Wooden sailing ships are subject to far more wear and tear than modern vessels: they’re like the old tale of the farmer’s axe (even though everything’s been replaced over time, it’s still the same axe). This means that heritage sailing ships need lots of careful maintenance throughout their lives, and major re-builds at long intervals. In the case of Nova Scotia’s iconic Bluenose II, however, it’s sometimes more than a “rebuild”:
She is a celebrity, immortalized on the back of our dime and presently parked beneath a big white tent in the Lunenburg Shipyard, awaiting finishing touches and the order to set sail.
Built in 1963, Bluenose II was effectively scrapped in the fall of 2010. A small percentage of the old boat, including the sails and masts and some of the mahogany and walnut from the hull, were saved for use in the rebuild.

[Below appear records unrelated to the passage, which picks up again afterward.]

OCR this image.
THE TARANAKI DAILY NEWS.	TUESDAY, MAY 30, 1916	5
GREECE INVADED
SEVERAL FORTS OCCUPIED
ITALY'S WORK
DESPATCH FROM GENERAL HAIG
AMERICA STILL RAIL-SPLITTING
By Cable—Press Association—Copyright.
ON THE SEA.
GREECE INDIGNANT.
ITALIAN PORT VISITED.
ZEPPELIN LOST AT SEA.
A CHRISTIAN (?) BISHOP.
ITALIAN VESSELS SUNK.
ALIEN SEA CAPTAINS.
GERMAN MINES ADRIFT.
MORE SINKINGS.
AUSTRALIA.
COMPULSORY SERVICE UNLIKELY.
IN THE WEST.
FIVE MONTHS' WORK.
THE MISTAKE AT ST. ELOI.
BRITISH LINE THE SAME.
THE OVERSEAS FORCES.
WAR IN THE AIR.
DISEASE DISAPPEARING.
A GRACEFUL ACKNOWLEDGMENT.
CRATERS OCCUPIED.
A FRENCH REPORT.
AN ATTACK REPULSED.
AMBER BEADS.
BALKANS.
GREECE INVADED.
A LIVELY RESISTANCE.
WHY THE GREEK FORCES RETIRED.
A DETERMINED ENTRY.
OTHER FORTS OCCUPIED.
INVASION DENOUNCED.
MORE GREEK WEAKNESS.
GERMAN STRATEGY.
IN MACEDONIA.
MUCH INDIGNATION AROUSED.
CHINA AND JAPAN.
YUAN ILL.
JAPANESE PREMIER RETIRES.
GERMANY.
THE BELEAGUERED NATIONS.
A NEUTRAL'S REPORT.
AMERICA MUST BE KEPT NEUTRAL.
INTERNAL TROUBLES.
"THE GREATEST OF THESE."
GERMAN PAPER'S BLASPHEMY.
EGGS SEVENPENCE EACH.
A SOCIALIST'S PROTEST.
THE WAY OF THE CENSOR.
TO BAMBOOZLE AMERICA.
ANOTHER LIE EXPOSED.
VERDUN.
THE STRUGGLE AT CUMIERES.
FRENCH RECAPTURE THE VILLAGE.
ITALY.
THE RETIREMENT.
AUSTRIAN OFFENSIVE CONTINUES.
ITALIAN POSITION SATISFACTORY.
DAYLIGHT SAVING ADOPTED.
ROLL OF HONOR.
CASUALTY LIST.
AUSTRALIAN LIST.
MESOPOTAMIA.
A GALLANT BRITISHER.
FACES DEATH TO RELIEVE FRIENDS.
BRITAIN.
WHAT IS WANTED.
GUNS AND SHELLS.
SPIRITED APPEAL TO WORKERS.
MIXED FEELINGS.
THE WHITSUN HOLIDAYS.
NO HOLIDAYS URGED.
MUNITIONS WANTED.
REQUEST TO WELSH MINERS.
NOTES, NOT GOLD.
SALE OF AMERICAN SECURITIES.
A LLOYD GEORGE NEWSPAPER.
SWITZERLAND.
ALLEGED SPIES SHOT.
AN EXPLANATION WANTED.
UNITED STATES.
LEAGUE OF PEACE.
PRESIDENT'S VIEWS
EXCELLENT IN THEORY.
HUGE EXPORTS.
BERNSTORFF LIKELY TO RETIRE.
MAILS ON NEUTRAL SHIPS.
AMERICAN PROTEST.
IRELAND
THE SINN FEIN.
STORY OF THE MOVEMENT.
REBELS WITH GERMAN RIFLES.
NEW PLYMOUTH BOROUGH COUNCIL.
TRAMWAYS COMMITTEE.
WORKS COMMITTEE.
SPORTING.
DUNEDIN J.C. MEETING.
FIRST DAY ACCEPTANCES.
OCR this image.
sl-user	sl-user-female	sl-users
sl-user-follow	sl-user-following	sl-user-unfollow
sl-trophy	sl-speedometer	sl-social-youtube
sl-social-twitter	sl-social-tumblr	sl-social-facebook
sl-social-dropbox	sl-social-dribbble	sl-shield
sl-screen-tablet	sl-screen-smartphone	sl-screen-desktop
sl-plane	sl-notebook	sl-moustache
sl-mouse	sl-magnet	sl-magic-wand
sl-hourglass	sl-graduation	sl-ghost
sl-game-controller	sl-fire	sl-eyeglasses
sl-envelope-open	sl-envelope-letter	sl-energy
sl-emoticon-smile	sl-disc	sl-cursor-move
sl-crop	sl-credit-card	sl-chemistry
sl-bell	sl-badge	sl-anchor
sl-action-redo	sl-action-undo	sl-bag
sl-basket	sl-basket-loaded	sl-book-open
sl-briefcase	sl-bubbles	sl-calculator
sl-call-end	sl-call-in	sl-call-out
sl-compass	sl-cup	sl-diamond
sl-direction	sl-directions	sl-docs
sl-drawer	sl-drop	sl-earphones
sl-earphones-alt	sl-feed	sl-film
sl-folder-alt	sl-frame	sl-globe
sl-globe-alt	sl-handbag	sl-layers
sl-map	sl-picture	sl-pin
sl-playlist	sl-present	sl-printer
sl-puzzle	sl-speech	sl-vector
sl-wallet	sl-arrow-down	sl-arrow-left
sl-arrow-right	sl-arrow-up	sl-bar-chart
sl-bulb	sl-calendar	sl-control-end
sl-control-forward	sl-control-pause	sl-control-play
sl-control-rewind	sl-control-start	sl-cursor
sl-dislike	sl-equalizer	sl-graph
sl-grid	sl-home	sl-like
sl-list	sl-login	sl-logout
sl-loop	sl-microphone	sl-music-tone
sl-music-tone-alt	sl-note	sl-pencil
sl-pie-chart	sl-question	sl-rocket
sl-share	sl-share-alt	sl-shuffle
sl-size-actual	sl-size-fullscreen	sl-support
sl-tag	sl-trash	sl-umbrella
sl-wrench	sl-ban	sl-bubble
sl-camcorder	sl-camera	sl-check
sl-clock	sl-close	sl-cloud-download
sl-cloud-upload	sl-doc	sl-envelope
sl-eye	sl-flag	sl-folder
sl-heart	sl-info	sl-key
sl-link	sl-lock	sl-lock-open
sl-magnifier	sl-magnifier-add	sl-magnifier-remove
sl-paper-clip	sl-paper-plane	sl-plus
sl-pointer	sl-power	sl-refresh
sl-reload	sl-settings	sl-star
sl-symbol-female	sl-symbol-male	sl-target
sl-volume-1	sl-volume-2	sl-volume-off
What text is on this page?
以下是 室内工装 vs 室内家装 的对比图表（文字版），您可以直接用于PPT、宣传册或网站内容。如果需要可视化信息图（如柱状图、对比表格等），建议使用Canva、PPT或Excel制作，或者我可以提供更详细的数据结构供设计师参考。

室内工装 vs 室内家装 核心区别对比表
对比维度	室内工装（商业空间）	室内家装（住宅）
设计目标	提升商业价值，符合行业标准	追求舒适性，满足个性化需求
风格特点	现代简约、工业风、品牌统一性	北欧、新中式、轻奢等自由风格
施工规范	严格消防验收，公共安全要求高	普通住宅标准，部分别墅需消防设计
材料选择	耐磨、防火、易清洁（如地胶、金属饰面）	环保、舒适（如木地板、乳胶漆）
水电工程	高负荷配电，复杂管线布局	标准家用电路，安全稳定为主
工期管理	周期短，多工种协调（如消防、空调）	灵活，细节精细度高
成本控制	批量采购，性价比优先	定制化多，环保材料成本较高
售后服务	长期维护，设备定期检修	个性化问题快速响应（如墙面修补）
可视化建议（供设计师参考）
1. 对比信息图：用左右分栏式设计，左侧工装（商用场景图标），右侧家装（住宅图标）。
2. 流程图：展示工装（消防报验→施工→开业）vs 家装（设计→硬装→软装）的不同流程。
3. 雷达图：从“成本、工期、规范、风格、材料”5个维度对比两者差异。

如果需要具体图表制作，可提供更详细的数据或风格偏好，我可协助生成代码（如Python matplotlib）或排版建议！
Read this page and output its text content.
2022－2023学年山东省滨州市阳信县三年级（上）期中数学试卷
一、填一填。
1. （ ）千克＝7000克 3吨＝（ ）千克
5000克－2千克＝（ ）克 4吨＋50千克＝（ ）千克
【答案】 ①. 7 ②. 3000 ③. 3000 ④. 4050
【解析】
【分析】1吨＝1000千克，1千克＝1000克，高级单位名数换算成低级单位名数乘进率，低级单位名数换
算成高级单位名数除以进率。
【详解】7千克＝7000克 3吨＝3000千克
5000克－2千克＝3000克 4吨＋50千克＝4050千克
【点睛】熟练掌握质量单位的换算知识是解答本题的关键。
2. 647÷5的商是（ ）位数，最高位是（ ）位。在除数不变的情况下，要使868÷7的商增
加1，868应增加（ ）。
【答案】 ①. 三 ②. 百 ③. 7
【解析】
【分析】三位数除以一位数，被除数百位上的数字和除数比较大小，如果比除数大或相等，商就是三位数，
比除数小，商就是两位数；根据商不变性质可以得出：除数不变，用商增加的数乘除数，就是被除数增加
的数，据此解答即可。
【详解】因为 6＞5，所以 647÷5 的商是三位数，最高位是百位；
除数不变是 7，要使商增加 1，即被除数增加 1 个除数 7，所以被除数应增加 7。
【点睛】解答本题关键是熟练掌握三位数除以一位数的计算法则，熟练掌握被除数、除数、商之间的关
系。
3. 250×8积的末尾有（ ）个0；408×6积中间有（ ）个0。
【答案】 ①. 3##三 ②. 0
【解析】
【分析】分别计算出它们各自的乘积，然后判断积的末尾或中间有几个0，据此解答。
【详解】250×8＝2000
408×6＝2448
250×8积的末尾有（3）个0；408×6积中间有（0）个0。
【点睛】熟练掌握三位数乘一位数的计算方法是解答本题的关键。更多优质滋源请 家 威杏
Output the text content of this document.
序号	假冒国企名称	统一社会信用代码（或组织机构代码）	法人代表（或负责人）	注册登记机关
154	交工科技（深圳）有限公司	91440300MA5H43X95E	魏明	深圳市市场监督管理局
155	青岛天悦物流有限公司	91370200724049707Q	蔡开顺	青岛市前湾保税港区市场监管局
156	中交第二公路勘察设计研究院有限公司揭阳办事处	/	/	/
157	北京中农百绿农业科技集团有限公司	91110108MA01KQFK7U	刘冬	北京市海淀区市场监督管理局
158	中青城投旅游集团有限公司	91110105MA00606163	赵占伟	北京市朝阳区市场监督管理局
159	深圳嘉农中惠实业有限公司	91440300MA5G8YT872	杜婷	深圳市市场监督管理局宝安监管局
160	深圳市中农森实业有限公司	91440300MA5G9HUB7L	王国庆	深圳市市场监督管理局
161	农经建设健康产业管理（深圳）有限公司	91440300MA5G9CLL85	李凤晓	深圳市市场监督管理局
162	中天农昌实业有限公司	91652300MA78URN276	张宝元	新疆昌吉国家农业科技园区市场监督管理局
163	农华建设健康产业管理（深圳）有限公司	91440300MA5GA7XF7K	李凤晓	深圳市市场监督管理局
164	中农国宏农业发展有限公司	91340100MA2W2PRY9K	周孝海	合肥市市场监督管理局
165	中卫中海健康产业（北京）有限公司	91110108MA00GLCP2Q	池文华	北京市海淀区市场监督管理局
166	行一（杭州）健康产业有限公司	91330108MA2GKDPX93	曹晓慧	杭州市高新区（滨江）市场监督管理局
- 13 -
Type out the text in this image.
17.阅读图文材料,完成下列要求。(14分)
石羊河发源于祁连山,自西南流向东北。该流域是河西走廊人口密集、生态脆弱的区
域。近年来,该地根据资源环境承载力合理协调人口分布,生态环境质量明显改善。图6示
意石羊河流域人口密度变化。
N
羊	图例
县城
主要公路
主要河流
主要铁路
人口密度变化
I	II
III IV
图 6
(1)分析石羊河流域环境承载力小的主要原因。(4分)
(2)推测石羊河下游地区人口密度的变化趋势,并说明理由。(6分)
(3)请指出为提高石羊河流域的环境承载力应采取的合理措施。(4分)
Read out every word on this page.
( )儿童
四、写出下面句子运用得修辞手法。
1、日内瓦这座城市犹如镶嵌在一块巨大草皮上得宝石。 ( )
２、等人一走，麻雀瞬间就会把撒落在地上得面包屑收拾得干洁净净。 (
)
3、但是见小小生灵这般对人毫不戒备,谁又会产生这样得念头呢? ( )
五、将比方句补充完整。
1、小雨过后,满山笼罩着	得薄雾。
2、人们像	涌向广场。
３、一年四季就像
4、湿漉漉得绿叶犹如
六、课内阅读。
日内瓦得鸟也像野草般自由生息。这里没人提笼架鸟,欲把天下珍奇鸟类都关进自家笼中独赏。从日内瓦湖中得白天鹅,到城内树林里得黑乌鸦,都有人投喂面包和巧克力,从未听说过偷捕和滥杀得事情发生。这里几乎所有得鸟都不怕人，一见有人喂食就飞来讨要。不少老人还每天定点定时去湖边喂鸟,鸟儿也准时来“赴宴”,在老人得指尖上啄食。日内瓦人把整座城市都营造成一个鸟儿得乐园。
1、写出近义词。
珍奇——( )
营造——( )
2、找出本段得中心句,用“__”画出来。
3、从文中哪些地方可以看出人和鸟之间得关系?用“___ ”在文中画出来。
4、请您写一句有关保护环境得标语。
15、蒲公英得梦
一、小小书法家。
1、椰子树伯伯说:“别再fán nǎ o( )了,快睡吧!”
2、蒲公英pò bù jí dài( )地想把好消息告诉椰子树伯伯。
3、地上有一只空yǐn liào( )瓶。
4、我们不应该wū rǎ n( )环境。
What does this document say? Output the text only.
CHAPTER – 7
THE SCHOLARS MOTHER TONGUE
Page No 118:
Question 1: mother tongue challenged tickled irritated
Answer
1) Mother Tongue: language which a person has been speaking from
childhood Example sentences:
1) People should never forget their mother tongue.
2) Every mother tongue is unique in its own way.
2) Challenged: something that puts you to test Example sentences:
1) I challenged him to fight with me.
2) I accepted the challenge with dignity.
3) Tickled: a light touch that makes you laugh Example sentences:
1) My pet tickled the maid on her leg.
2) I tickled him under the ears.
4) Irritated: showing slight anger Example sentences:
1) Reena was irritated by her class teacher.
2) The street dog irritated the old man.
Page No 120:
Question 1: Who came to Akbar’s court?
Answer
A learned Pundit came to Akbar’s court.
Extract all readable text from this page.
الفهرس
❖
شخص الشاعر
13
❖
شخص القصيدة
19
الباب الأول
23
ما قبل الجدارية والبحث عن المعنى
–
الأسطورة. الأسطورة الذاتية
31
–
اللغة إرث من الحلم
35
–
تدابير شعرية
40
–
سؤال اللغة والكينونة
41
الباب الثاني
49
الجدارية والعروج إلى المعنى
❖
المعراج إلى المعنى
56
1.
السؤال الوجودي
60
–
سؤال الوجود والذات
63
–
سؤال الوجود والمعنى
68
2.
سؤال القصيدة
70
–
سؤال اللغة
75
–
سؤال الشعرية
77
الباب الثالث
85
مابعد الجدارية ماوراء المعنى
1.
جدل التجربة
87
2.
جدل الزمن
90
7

The bow-to-stern reconstruction had the legend at points looking more like a whale skeleton beached on the Lunenburg wharf, with her ribs exposed for all to see.
Some purists, including Ms. Roué, a great-granddaughter of William J. Roué — the naval architect responsible for designing the original Bluenose, which launched in 1921 and achieved lasting fame by hauling in massive catches on the Grand Banks and beating American schooners in ocean races — view the “restoration” tag as a semantic stretch.
They see it as a sham concealing the fact the boat being built and expected to launch this summer under the Bluenose II banner was not built according to Mr. Roué’s original designs. It is not the Bluenose II but a new boat altogether.
You could make the case that this is merely a look-alike, rather than a replica. In fact you’d pretty much have to say that:
The original Bluenose was made from Nova Scotia oak, while its second incarnation blended local and South American oaks.
The latest edition consists of laminated angelique, a bulletproof teak from South America. Meanwhile the engine bed, stern frame, floors and fasteners holding the whole shebang together are steel, where once they were wood.
Any boat, especially a boat named Bluenose, is more than the materials it is made of or the sum of its designs. It is a piece of living history and its identity derives from the stories attached to it and in the recollections of those that sailed aboard her, some accounted for, others lost at sea.
So, just to sum up: she’s being built to a different design (even though outward appearance is much the same), using different materials. In what way can you call her the same ship? The point made in the article, that the masts and sails were some of the “originals” being re-used is odd: those are among the parts that need replacing more often. And the mahogany and walnut saved from the last boat are almost certainly decorative elements, not structural ones.